However, this was but the first faint glimmering of the dawn.
Although other fur-traders and the Jesuit missionaries soon began
to follow the course pointed out by Radisson and Marquette, a
century elapsed before a white mane trod the soil of Allamakee,
so far as any known record shows; and another half century before
any sign of permanent occupation. Three or four generations of
the native occupants enjoyed undisturbed the hunt and other rude
pleasures of their wild life, except as these were from time to
time exchanged for the more savage joys of the warpath, in
struggle with adjacent tribes for the possession of choice
hunting grounds.
There can be no doubt that the explorers mentioned were the first
Europeans to look upon the rocks and trees of Allamakee, as the
majestic bluffs along our southern shore-line were well within
their range of vision as they emerged from the mouth of the
Wisconsin river. We were situated at the earliest gateway to the
Northwest; but partly because of our rugged and forbidding
coast-line, and partly because the natural routes of
travel were along the larger rivers, the first explorers passed
us by both to the north and south. As the tide of exploration was
thus directed to our very doors as it were, it will be of
interest to look back and trace the progress of these
explorations which developed the Wisconsin river route as the
most natural channel of emigration to the regions west of the
upper Mississippi, as the Ohio river was to the regions further
south, and Lake Superior to those of the far north.
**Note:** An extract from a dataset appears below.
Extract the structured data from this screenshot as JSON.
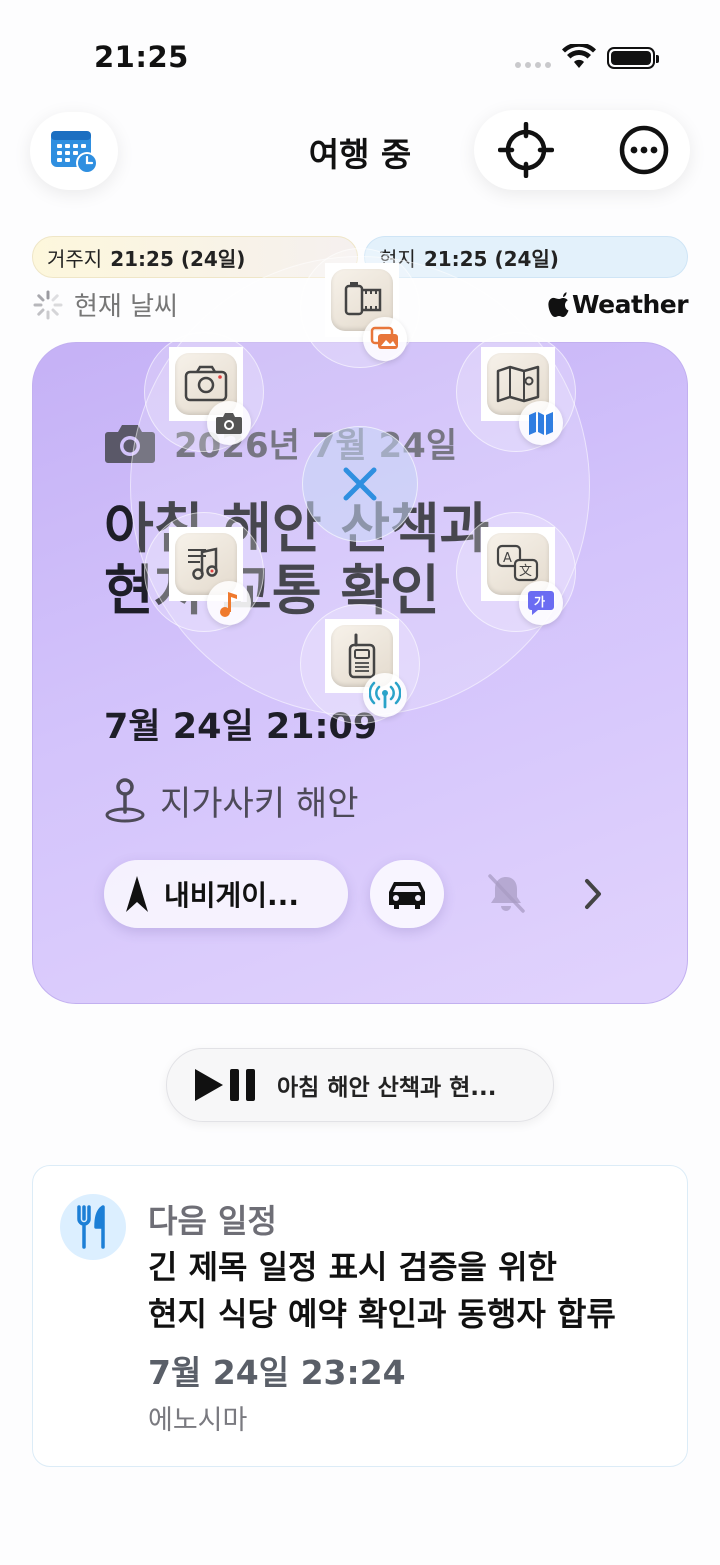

In 1608 Samuel de Champlain, who was called the father of New
France, made a permanent settlement at Quebec. In 1615 he had
pushed his explorations to the banks of Lake Huron, and
missionary stations were soon after established among the Indians
of that name.
The first European to enter the upper Mississippi valley appears
to have been Jean Nicolet, an explorer and interpreter for the
merchants of Quebec, who visited Green Bay in 1634-35, and there
met the Winnebago and Mascoutin, and made a treaty with them in
the name of France, in an assembly of four of five thousand. He
related his discoveries to the Jesuit priests, and from the
translations of their writings these facts have but recently been
established. It has been inferred by some that he visited the
Mississippi river; but after a careful study it has been
established that he went no further than up the Fox river to the
Wisconsin portage.* It is interesting to note that this first
established route of Nicolet, by way of Green Bay, and the Fox
and
Wisconsin rivers, continued for more than two hundred years to be
a main path of exploration, travel, and commerce, to the West and
Upper Louisiana.
The zealous Jesuits, frequently accompanying the licensed
traders, were the reporters of what they discovered, though they
were not usually the first to visit the new regions. In 1641
Fathers Jogues and Rambault arrived at the outlet of Lake
Superior, the falls of St. Mary (Sault Ste. Marie). Where they
met a band of Pottawottomi fleeing from the Dakotas, who
lived to the west of the falls about eighteen days
journey. Two adventurous French traders, by name Radisson
and Chouart, the latter often called
Groseilliers, passed a year or two among these warlike Dakotas,
or Naudowessi (Sioux), in 1654-55, but their place of staying is
not clearly established, the best authorities locating it at the
Isle Pelee, or Prairie Island, (at or near the head of Lake
Pepin). Winchell says if we are to accept the
implication of Radisson himself, he had apparently been on the
Mississippi and had seen the country far toward the mouth. There
is great difficulty however in accepting this assumed trip down
the Mississippi, and some authorities
have rejected it as fictitious. If we consider, however, that
Radisson relates what was told him by some people
that he met, we may perhaps attribute some of his discrepancies
to his imperfect manner of narration. But it appears
probable that these explorers sailed down the Wisconsin and
discovered the Mississippi in 1655 (or 1659), and that they
ascended the latter river to Prairie Island, where they spent
about a year, and returned by the same route.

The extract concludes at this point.